2-DE gels stained by CBB were scanned at a resolution of 300 dpi and 16-bit pixel depth and then analyzed by ImageMaster 2-D Platinum 6.0 software (GE Healthcare) according to protocols provided by the manufacturer. After automatic spot detection, manual spot editing was carried out. Spots matching in at least two out of three gels for each protein extraction were considered as reproducible spots and included in the synthetic 2-DE gel images. Spot matching was further confirmed by visual inspection. To determine the differences in protein abundance across distinct 2-DE gels, the normalized/relative protein spot volume (area multiplied by stain intensity) calculated by the ImageMaster 2-D Platinum 6.0 software (GE Healthcare) was used as the parameter, and protein spots with changes more than two folds (P<0.05) by statistic analysis were considered as differentially accumulated. Then, significantly dynamic spots (P<0.05) were re-examined by eye detection to include only the most obviously varying spots over different stages for further study.

Protein Identification by MALDI-TOF/TOF MS

Dynamically accumulated protein spots among five developmental stages were manually excised from 2-D identification gels and digested with trypsin (Promega). Each dried peptide mixture was dissolved into a volume of 50% ACN/0.1% TFA according to its relative abundance in the gel.
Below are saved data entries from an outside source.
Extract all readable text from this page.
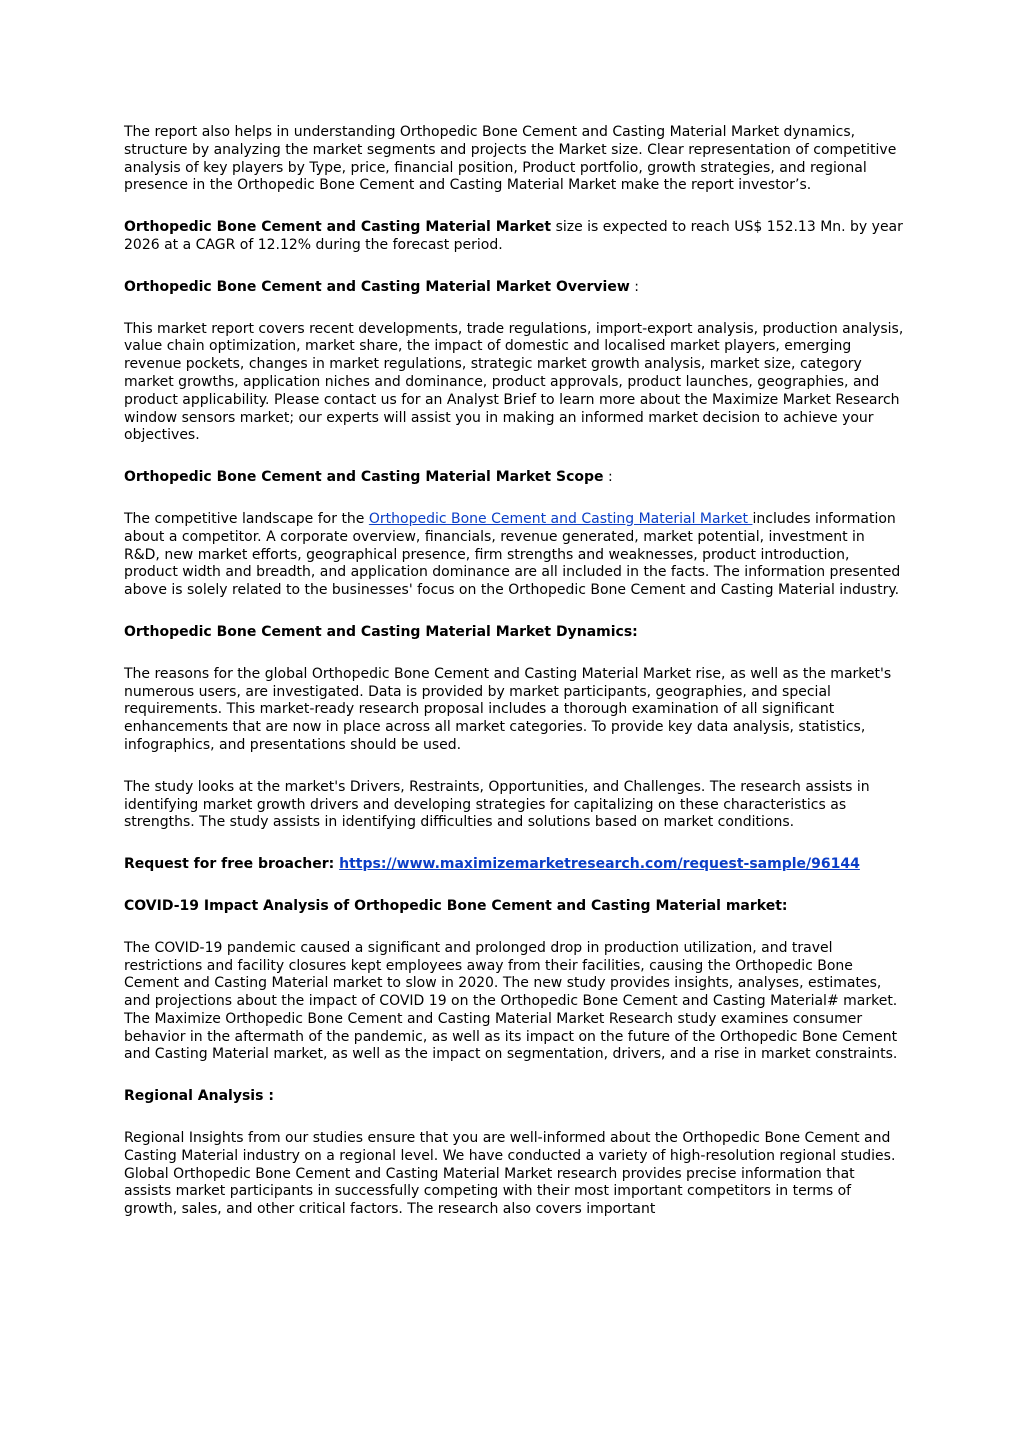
The report also helps in understanding Orthopedic Bone Cement and Casting Material Market dynamics, structure by analyzing the market segments and projects the Market size. Clear representation of competitive analysis of key players by Type, price, financial position, Product portfolio, growth strategies, and regional presence in the Orthopedic Bone Cement and Casting Material Market make the report investor’s.
Orthopedic Bone Cement and Casting Material Market size is expected to reach US$ 152.13 Mn. by year 2026 at a CAGR of 12.12% during the forecast period.
Orthopedic Bone Cement and Casting Material Market Overview :
This market report covers recent developments, trade regulations, import-export analysis, production analysis, value chain optimization, market share, the impact of domestic and localised market players, emerging revenue pockets, changes in market regulations, strategic market growth analysis, market size, category market growths, application niches and dominance, product approvals, product launches, geographies, and product applicability. Please contact us for an Analyst Brief to learn more about the Maximize Market Research window sensors market; our experts will assist you in making an informed market decision to achieve your objectives.
Orthopedic Bone Cement and Casting Material Market Scope :
The competitive landscape for the Orthopedic Bone Cement and Casting Material Market includes information about a competitor. A corporate overview, financials, revenue generated, market potential, investment in R&D, new market efforts, geographical presence, firm strengths and weaknesses, product introduction, product width and breadth, and application dominance are all included in the facts. The information presented above is solely related to the businesses' focus on the Orthopedic Bone Cement and Casting Material industry.
Orthopedic Bone Cement and Casting Material Market Dynamics:
The reasons for the global Orthopedic Bone Cement and Casting Material Market rise, as well as the market's numerous users, are investigated. Data is provided by market participants, geographies, and special requirements. This market-ready research proposal includes a thorough examination of all significant enhancements that are now in place across all market categories. To provide key data analysis, statistics, infographics, and presentations should be used.
The study looks at the market's Drivers, Restraints, Opportunities, and Challenges. The research assists in identifying market growth drivers and developing strategies for capitalizing on these characteristics as strengths. The study assists in identifying difficulties and solutions based on market conditions.
Request for free broacher: https://www.maximizemarketresearch.com/request-sample/96144
COVID-19 Impact Analysis of Orthopedic Bone Cement and Casting Material market:
The COVID-19 pandemic caused a significant and prolonged drop in production utilization, and travel restrictions and facility closures kept employees away from their facilities, causing the Orthopedic Bone Cement and Casting Material market to slow in 2020. The new study provides insights, analyses, estimates, and projections about the impact of COVID 19 on the Orthopedic Bone Cement and Casting Material# market. The Maximize Orthopedic Bone Cement and Casting Material Market Research study examines consumer behavior in the aftermath of the pandemic, as well as its impact on the future of the Orthopedic Bone Cement and Casting Material market, as well as the impact on segmentation, drivers, and a rise in market constraints.
Regional Analysis :
Regional Insights from our studies ensure that you are well-informed about the Orthopedic Bone Cement and Casting Material industry on a regional level. We have conducted a variety of high-resolution regional studies. Global Orthopedic Bone Cement and Casting Material Market research provides precise information that assists market participants in successfully competing with their most important competitors in terms of growth, sales, and other critical factors. The research also covers important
Then the salts and detergents were removed using Millipore C18 ZipTips (Millipore). Bound peptides were eluted from ZipTip with approximately 3 µl 60% methanol/3% formic acid. 0.5 µl sample solution or calibration standard was then mixed with equal volume of CHCA (a-cyano-4-hydroxycinnamic acid) matrix (10 mg/ml CHCA in 50% ACN/0.1% TFA) and spotted onto a freshly cleaned target plate. After air drying, the crystallized spots were analyzed by MALDI-TOF/TOF (4800 Plus Analyzer, Applied Biosystems). Parent mass peaks were scanned in 1000 laser shots with a mass range of 800∼4000 Da after calibration. The minimum signal to noise ratio was 10. Five parent mass peaks with most intensity were picked out for tandem TOF/TOF analysis, each with 1500 laser shots. The searching parameters were set as follows: carbamidomethylation (C) and oxidation (M) as variable modifications, up to one missed cleavage, precursor ion tolerance at 200 ppm, and fragment ion tolerance at 0.3 Da and peptide charge of 1+. Protein hits with protein scores C. I.% (confident identification percentage, based on combined mass and mass/mass spectra) over 95 were reserved. Most identified proteins also have total ion score C. I.% (based on mass/mass spectra) over 95. Spectra combined mass and mass/mass were searched against an NCBInr protein database, taxonomy Viridiplantae (Green Plants) by GPS Explorer™ Workstation (Applied Biosystems).

Hierarchical Cluster Analysis

Gene Cluster 3.0/TreeView software was used to do the clustering based on the mean relative volume of each protein spot. Clustering is based on visual inspection of relative similarities or differences between different cluster ranges and the number of clusters was chosen when the dynamics of functional categories between clusters possesses the most significant difference.